We couldn't be sure, even then, just where the explosion had taken place, because it was only the fringe area we passed through. It hadn't been laid waste by the blast and there were only five or six demolished buildings. If the big square which stretched between the Endicott plant and the aerators had been a built-up section instead of a square the property damage might have been just as great and would not have seemed ruinous.

But there was one other difference. The Endicott square had been unpopulated, with just one tractor moving out from the long line of tractors on the far side. The five miles of Colony we passed through had been the opposite of unpopulated. Its streets and squares and playgrounds and vehicle-parking areas had been thronged with people.

They were still thronged with people but some of them were lying prone, and others were leaning dazedly against the walls of buildings which had remained for the most part undamaged and still others, who no longer seemed to be in a state of shock, were bending over the slumped bodies of the grievously injured and the dying, doing their best to console them and ease their pain.

I'm drawing the veil on the rest of it—the blood and the screaming—because it was pretty awful, and what possible purpose would be served if I described it? How could it benefit anyone? It would serve as a reminder of how cruel life can be at times, how uncertain and terrible. We know that, don't we? So ... to hell with it ... I say that in a very reverent way, with awe and respect, and not profanely. But it's best to consign it where it belongs, to hell, and not let it paralyze all action and make you give up when there are still sunsets, and the laughter of children, and the happiness of lovers, and ten thousand other things that are worth fighting to preserve.

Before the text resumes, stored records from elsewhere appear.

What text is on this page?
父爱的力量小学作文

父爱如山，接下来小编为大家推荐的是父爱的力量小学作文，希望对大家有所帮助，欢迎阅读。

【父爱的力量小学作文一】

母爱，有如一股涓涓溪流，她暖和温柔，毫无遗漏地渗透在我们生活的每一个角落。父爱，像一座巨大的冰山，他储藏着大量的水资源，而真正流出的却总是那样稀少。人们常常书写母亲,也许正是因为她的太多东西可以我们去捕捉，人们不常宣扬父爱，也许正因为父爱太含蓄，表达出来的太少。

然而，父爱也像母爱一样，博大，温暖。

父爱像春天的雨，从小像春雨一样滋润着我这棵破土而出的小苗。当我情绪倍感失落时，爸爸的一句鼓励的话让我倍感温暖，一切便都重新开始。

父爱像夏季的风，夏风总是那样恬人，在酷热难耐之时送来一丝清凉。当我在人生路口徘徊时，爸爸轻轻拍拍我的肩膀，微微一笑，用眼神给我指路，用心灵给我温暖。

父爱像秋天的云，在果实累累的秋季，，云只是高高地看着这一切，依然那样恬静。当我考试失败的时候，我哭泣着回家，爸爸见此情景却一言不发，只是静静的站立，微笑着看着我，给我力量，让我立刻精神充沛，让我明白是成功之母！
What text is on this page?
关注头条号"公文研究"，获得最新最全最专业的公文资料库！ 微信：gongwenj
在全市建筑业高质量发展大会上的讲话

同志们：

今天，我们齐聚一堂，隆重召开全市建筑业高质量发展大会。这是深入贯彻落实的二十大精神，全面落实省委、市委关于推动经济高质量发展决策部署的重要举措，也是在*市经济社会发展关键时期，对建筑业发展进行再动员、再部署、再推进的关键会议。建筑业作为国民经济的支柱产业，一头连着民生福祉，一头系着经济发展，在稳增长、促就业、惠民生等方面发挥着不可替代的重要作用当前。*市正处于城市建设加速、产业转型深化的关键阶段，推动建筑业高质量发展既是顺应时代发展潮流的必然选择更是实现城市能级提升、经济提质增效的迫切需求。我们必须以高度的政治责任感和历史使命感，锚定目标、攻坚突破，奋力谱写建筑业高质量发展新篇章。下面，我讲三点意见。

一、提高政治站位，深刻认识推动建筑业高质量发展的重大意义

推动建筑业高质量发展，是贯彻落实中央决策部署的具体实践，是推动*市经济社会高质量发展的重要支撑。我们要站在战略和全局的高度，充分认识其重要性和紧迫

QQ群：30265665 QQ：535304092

It took us less than eight minutes to arrive at the spaceport, dusty from head to foot, with sand choking our lungs and gasping a little from oxygen shortage, because when there's a stiff wind blowing over the desert the aerators don't function at peak efficiency.

I didn't know there was anything wrong until the tractor began to zigzag a little, about three hundred feet from the massive, steel-mesh gates of the spaceport.

He had strength enough left to tug at the brakes and bring the tractor to a grinding halt before he slumped against me, with a strangled sob that chilled me to the core of my being. It chilled me and stunned me and frightened me, because I'd never thought that anything like that could happen.

He was frail, all right, and had the look of a man whose health had been steadily failing ... no doubt partly brought about by the battle he'd been waging with Wendel. And he'd mentioned something about heart-trouble—

The trouble was, I hadn't taken all that too seriously, because you never think that someone who has displayed extraordinary energy and firmness of will is going to collapse right when you need him most.

I swung about and looked at him, and his pallor gave me an even worse jolt than the way he'd moaned and sagged heavily against me.